Stepparent adoptions are the most common form of adoption, and a beautiful choice of love and commitment. Typically, once a stepparent adoption is finalized, nothing changes in the family dynamic because the family is already living together and formed the relationship of parent and child. Although commonly the child’s last name is changed. On adoption day, it’s a pleasure to hear, “Now I get to have the same last name as my mom and dad!”
Independent adoptions occur when custody or guardianship of the child goes directly from the birth parents to the adoptive parents. Sometimes agencies are involved in the cases, and sometimes birth mothers find a prospective adoptive family on their own. Jenny is often asked by prospective adoptive families if she knows of any birth parents looking for placement. The answer is usually no. Typically, when birth mothers contact the Adoption Law Center, they have already identified a prospective adoptive family.

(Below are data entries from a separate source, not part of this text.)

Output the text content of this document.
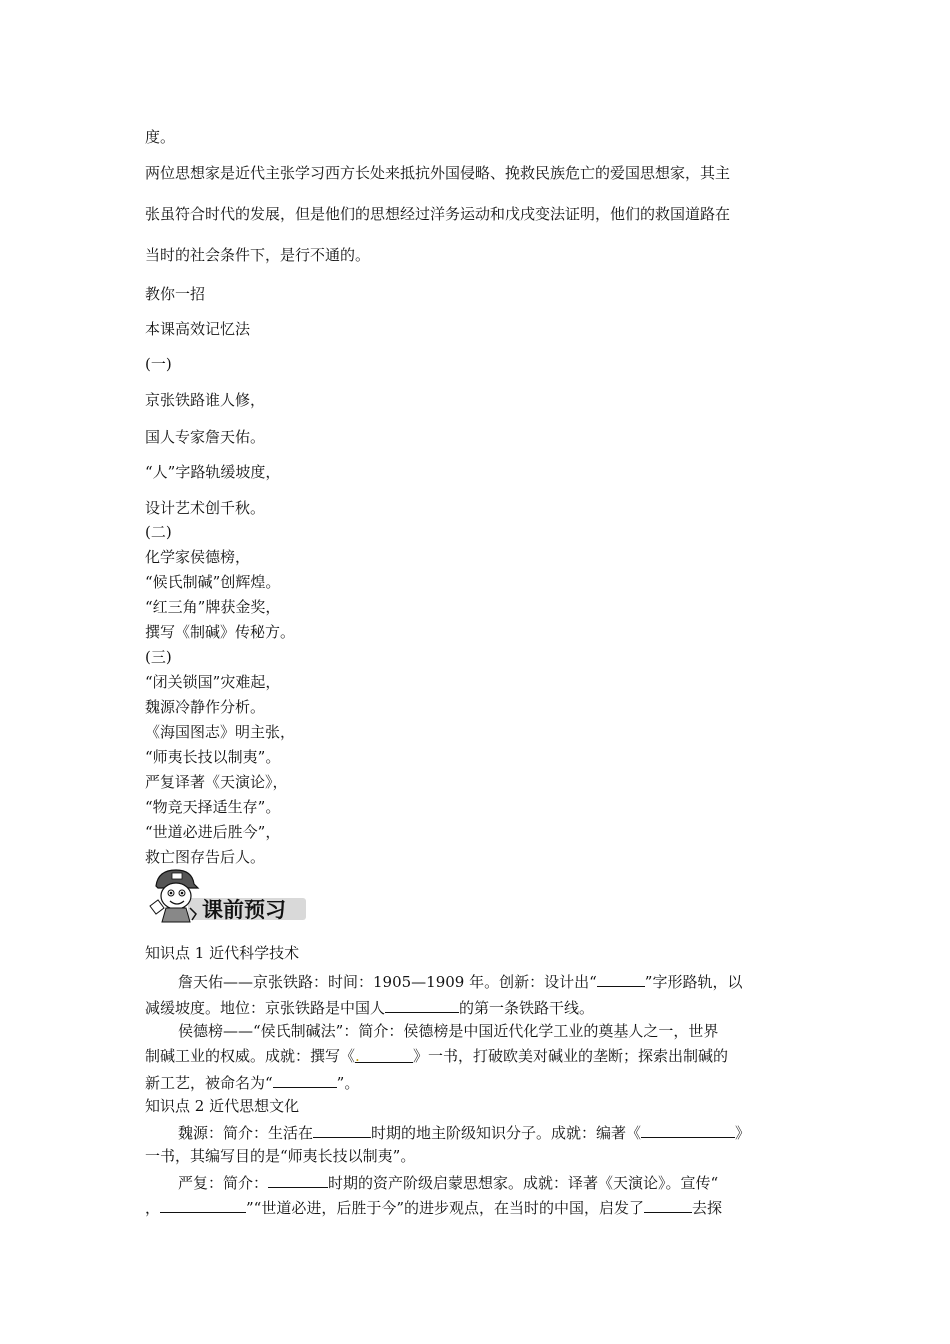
度。
两位思想家是近代主张学习西方长处来抵抗外国侵略、挽救民族危亡的爱国思想家，其主
张虽符合时代的发展，但是他们的思想经过洋务运动和戊戌变法证明，他们的救国道路在
当时的社会条件下，是行不通的。
教你一招
本课高效记忆法
(一)
京张铁路谁人修，
国人专家詹天佑。
“人”字路轨缓坡度，
设计艺术创千秋。
(二)
化学家侯德榜，
“候氏制碱”创辉煌。
“红三角”牌获金奖，
撰写《制碱》传秘方。
(三)
“闭关锁国”灾难起，
魏源冷静作分析。
《海国图志》明主张，
“师夷长技以制夷”。
严复译著《天演论》，
“物竞天择适生存”。
“世道必进后胜今”，
救亡图存告后人。
课前预习
知识点 1 近代科学技术
詹天佑——京张铁路：时间：1905—1909 年。创新：设计出“	”字形路轨，以
减缓坡度。地位：京张铁路是中国人	的第一条铁路干线。
侯德榜——“侯氏制碱法”：简介：侯德榜是中国近代化学工业的奠基人之一，世界
制碱工业的权威。成就：撰写《.	》一书，打破欧美对碱业的垄断；探索出制碱的
新工艺，被命名为“	”。
知识点 2 近代思想文化
魏源：简介：生活在	时期的地主阶级知识分子。成就：编著《	》
一书，其编写目的是“师夷长技以制夷”。
严复：简介：	时期的资产阶级启蒙思想家。成就：译著《天演论》。宣传“
，	”“世道必进，后胜于今”的进步观点，在当时的中国，启发了	去探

Agency adoptions occur when the child is in the legal guardianship of the agency during the required waiting period. The agency matches birth parents with prospective adoptive families. Often these matters involve placing children in Tennessee that were born out-of-state, requiring the prospective adoptive family to travel. The Interstate Compact on the Placement of Children (ICPC) must be followed when the child is brought into Tennessee for foster care or adoption.
Foster care adoptions are also considered agency adoptions. The State of Tennessee Department of Children’s Services (DCS) is the licensing body in Tennessee for licensed child placing agencies and serves as the placing agency in foster care cases. Permanency for children in foster care is a priority, and DCS usually files the Petition for Termination of Parental Rights. Adoption Assistance covers the costs of the adoptions, including court costs, attorney’s fees, and birth certificate fees provided they do not exceed a certain amount.
Adult adoptions and International adoptions are among the simpler adoptions from a legal perspective. There is no defense to an adult adoption. If the adoptive parents and adult adoptee both agree to the adoption, it is just a matter of drafting the documents, having them notarized, and filing them with the clerk’s office. Then everyone appears for the final hearing and takes lots pictures!
International adoptions typically occur in the country the child is from. The primary purpose of an International adoption is for a Tennessee court to formally recognize the foreign adoption decree and order that a Certificate of Foreign Birth from Tennessee be issued by the Tennessee Department of Health, Division of Vital Records.
On your final hearing date, Jenny will meet you at court early. This is the perfect time to take pictures of this memorable moment! Most Courts that prohibit cell phones in the courthouse are happy to make an exception for adoption cases. Just let the court officer at security know why you are there, and get ready to document your special day!